RNN VAD: cast and scale quantized weights at init
This CL has two goals: (i) avoid casting and scaling of the NN weights
for every processed feature vector and (ii) prepare for SIMD
optimizations.
Bug: webrtc:10480
Change-Id: Ice7bac5657123354714cc7c63b00abbb8a76c7d7
Reviewed-on: https://webrtc-review.googlesource.com/c/src/+/141413
Commit-Queue: Alessio Bazzica <alessiob@webrtc.org>
Reviewed-by: Fredrik Hernqvist <fhernqvist@webrtc.org>
Cr-Commit-Position: refs/heads/master@{#29675}
diff --git a/modules/audio_processing/agc2/rnn_vad/rnn.cc b/modules/audio_processing/agc2/rnn_vad/rnn.cc
index a5b34c4..94cc254 100644
--- a/modules/audio_processing/agc2/rnn_vad/rnn.cc
+++ b/modules/audio_processing/agc2/rnn_vad/rnn.cc
@@ -44,10 +44,26 @@
static_assert(kOutputLayerOutputSize <= kFullyConnectedLayersMaxUnits,
"Increase kFullyConnectedLayersMaxUnits.");
-using rnnoise::RectifiedLinearUnit;
using rnnoise::SigmoidApproximated;
using rnnoise::TansigApproximated;
+namespace {
+
+inline float RectifiedLinearUnit(float x) {
+ return x < 0.f ? 0.f : x;
+}
+
+std::vector<float> GetScaledParams(rtc::ArrayView<const int8_t> params) {
+ std::vector<float> scaled_params(params.size());
+ std::transform(params.begin(), params.end(), scaled_params.begin(),
+ [](int8_t x) -> float {
+ return rnnoise::kWeightsScale * static_cast<float>(x);
+ });
+ return scaled_params;
+}
+
+} // namespace
+
FullyConnectedLayer::FullyConnectedLayer(
const size_t input_size,
const size_t output_size,
@@ -56,8 +72,8 @@
float (*const activation_function)(float))

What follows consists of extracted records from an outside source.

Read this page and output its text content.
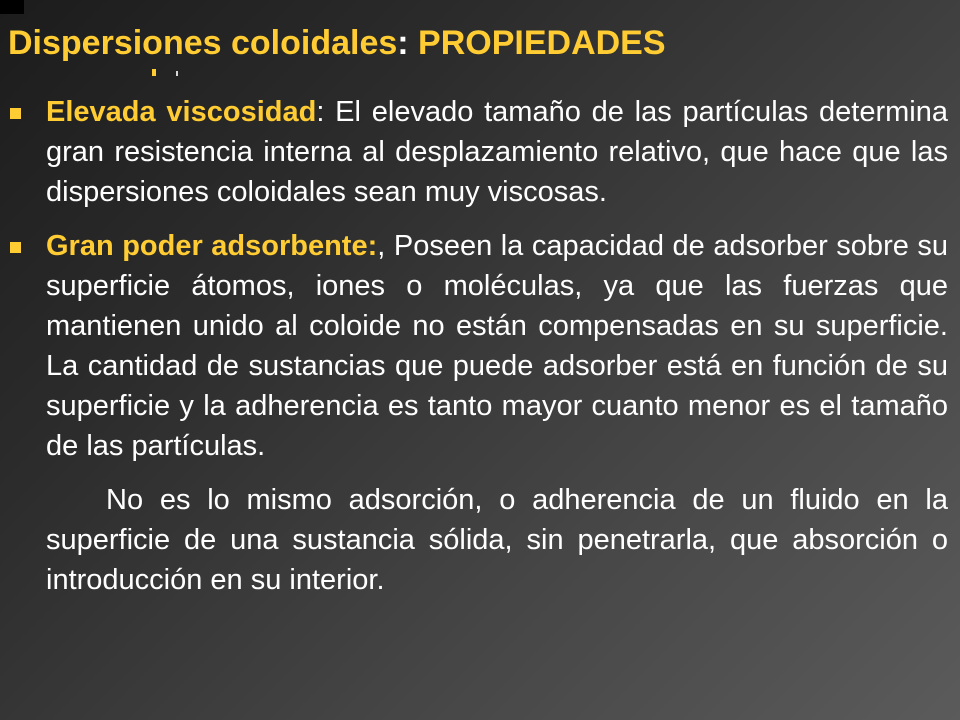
Dispersiones coloidales: PROPIEDADES
Elevada viscosidad: El elevado tamaño de las partículas determina gran resistencia interna al desplazamiento relativo, que hace que las dispersiones coloidales sean muy viscosas.
Gran poder adsorbente:, Poseen la capacidad de adsorber sobre su superficie átomos, iones o moléculas, ya que las fuerzas que mantienen unido al coloide no están compensadas en su superficie. La cantidad de sustancias que puede adsorber está en función de su superficie y la adherencia es tanto mayor cuanto menor es el tamaño de las partículas.
No es lo mismo adsorción, o adherencia de un fluido en la superficie de una sustancia sólida, sin penetrarla, que absorción o introducción en su interior.
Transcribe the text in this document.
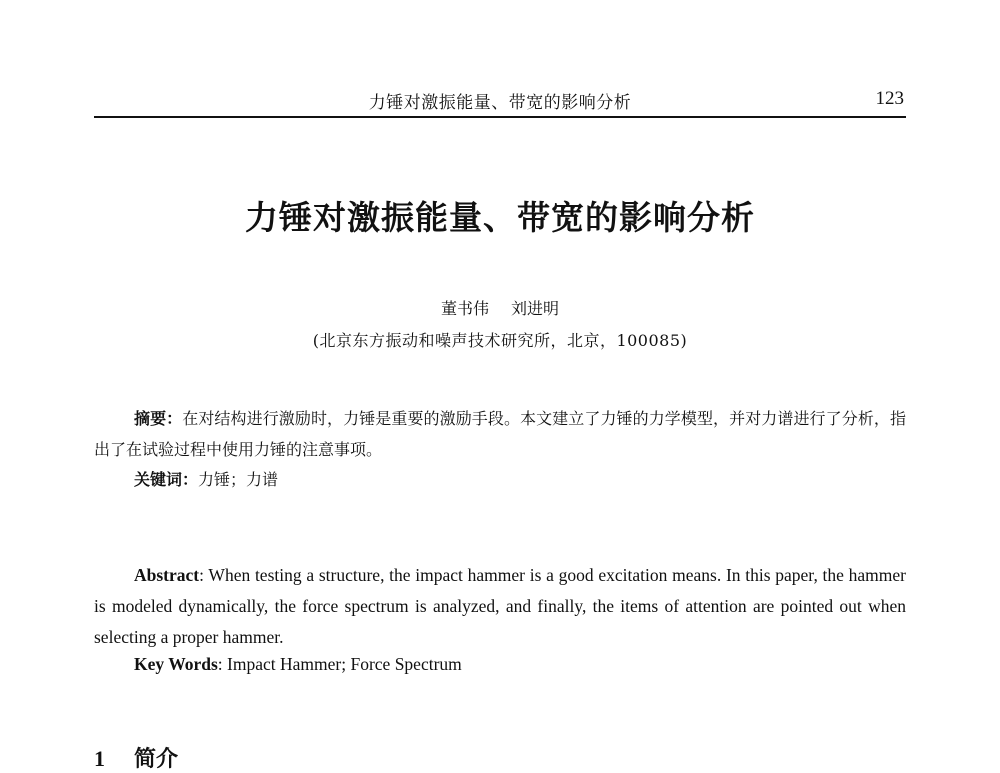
力锤对激振能量、带宽的影响分析	123
力锤对激振能量、带宽的影响分析
董书伟 刘进明
(北京东方振动和噪声技术研究所，北京，100085)

摘要：在对结构进行激励时，力锤是重要的激励手段。本文建立了力锤的力学模型，并对力谱进行了分析，指出了在试验过程中使用力锤的注意事项。

关键词：力锤；力谱

Abstract: When testing a structure, the impact hammer is a good excitation means. In this paper, the hammer is modeled dynamically, the force spectrum is analyzed, and finally, the items of attention are pointed out when selecting a proper hammer.

Key Words: Impact Hammer; Force Spectrum
1 简介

: input_size_(input_size),
output_size_(output_size),
- bias_(bias),
- weights_(weights),
+ bias_(GetScaledParams(bias)),
+ weights_(GetScaledParams(weights)),
activation_function_(activation_function) {
RTC_DCHECK_LE(output_size_, kFullyConnectedLayersMaxUnits)

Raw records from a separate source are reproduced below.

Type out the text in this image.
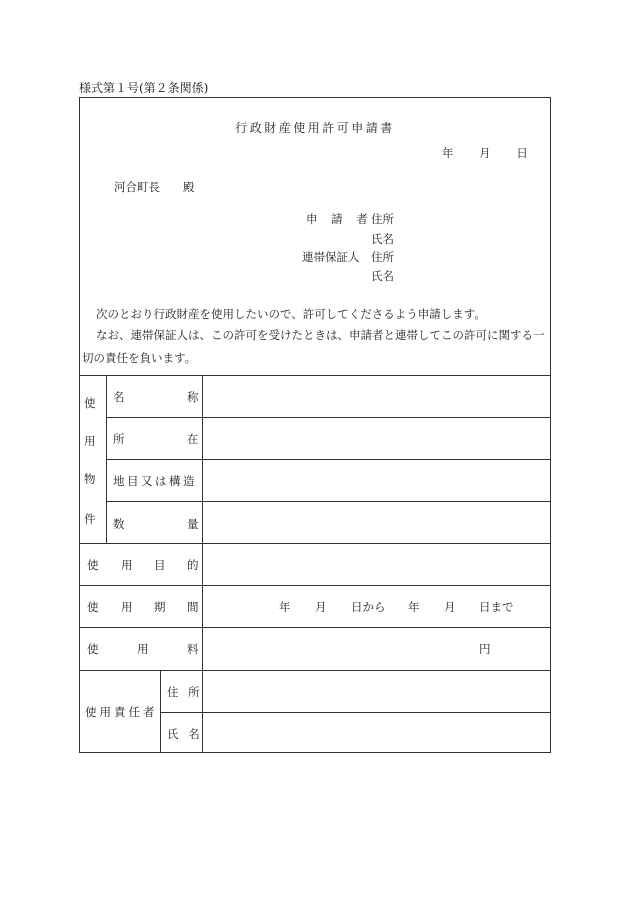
様式第１号(第２条関係)
行政財産使用許可申請書
年 月 日
河合町長　　殿
申 請 者
住所
氏名
連帯保証人 住所
氏名
次のとおり行政財産を使用したいので、許可してくださるよう申請します。
なお、連帯保証人は、この許可を受けたときは、申請者と連帯してこの許可に関する一
切の責任を負います。
使
用
物
件
名	称
所	在
地目又は構造
数	量
使 用 目 的
使 用 期 間	年 月 日から 年 月 日まで
使	用	料	円
使用責任者
住 所
氏 名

<< "Static over-allocation of fully-connected layers output vectors is "
@@ -84,7 +100,7 @@
for (size_t i = 0; i < input_size_; ++i) {
output_[o] += input[i] * weights_[i * output_size_ + o];
}
- output_[o] = (*activation_function_)(kWeightsScale * output_[o]);
+ output_[o] = (*activation_function_)(output_[o]);
}
}
@@ -93,14 +109,12 @@
const size_t output_size,
const rtc::ArrayView<const int8_t> bias,
const rtc::ArrayView<const int8_t> weights,
- const rtc::ArrayView<const int8_t> recurrent_weights,
- float (*const activation_function)(float))

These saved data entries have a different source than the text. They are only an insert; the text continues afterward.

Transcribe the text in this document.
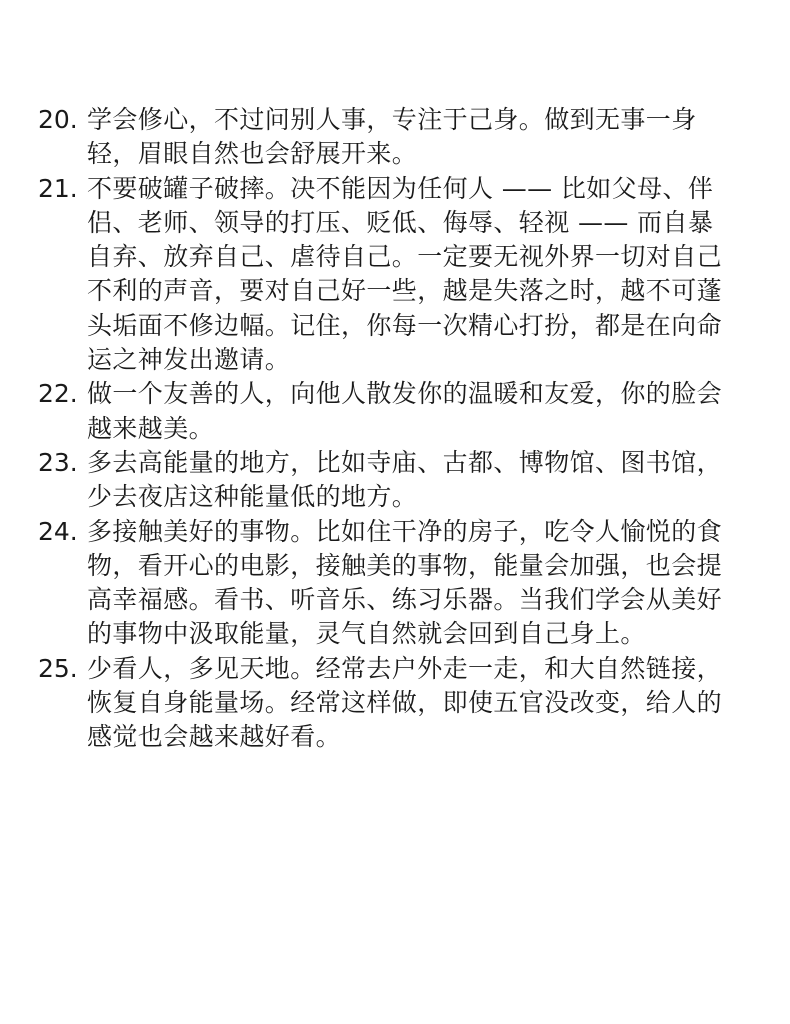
20. 学会修心，不过问别人事，专注于己身。做到无事一身
轻，眉眼自然也会舒展开来。
21. 不要破罐子破摔。决不能因为任何人 —— 比如父母、伴
侣、老师、领导的打压、贬低、侮辱、轻视 —— 而自暴
自弃、放弃自己、虐待自己。一定要无视外界一切对自己
不利的声音，要对自己好一些，越是失落之时，越不可蓬
头垢面不修边幅。记住，你每一次精心打扮，都是在向命
运之神发出邀请。
22. 做一个友善的人，向他人散发你的温暖和友爱，你的脸会
越来越美。
23. 多去高能量的地方，比如寺庙、古都、博物馆、图书馆，
少去夜店这种能量低的地方。
24. 多接触美好的事物。比如住干净的房子，吃令人愉悦的食
物，看开心的电影，接触美的事物，能量会加强，也会提
高幸福感。看书、听音乐、练习乐器。当我们学会从美好
的事物中汲取能量，灵气自然就会回到自己身上。
25. 少看人，多见天地。经常去户外走一走，和大自然链接，
恢复自身能量场。经常这样做，即使五官没改变，给人的
感觉也会越来越好看。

+ const rtc::ArrayView<const int8_t> recurrent_weights)
: input_size_(input_size),
output_size_(output_size),
- bias_(bias),
- weights_(weights),
- recurrent_weights_(recurrent_weights),
- activation_function_(activation_function) {
+ bias_(GetScaledParams(bias)),
+ weights_(GetScaledParams(weights)),
+ recurrent_weights_(GetScaledParams(recurrent_weights)) {
RTC_DCHECK_LE(output_size_, kRecurrentLayersMaxUnits)
<< "Static over-allocation of recurrent layers state vectors is not "
<< "sufficient.";
@@ -144,7 +158,7 @@
for (size_t s = 0; s < output_size_; ++s) {
update[o] += state_[s] * recurrent_weights_[s * stride + o];
} // Add state.
- update[o] = SigmoidApproximated(kWeightsScale * update[o]);
+ update[o] = SigmoidApproximated(update[o]);
}
// Compute reset gates.
@@ -158,7 +172,7 @@
for (size_t s = 0; s < output_size_; ++s) { // Add state.
reset[o] += state_[s] * recurrent_weights_[offset + s * stride + o];
}
- reset[o] = SigmoidApproximated(kWeightsScale * reset[o]);
+ reset[o] = SigmoidApproximated(reset[o]);
}
// Compute output.
@@ -174,7 +188,7 @@
output[o] +=
state_[s] * recurrent_weights_[offset + s * stride + o] * reset[s];
}
- output[o] = (*activation_function_)(kWeightsScale * output[o]);
+ output[o] = RectifiedLinearUnit(output[o]);
// Update output through the update gates.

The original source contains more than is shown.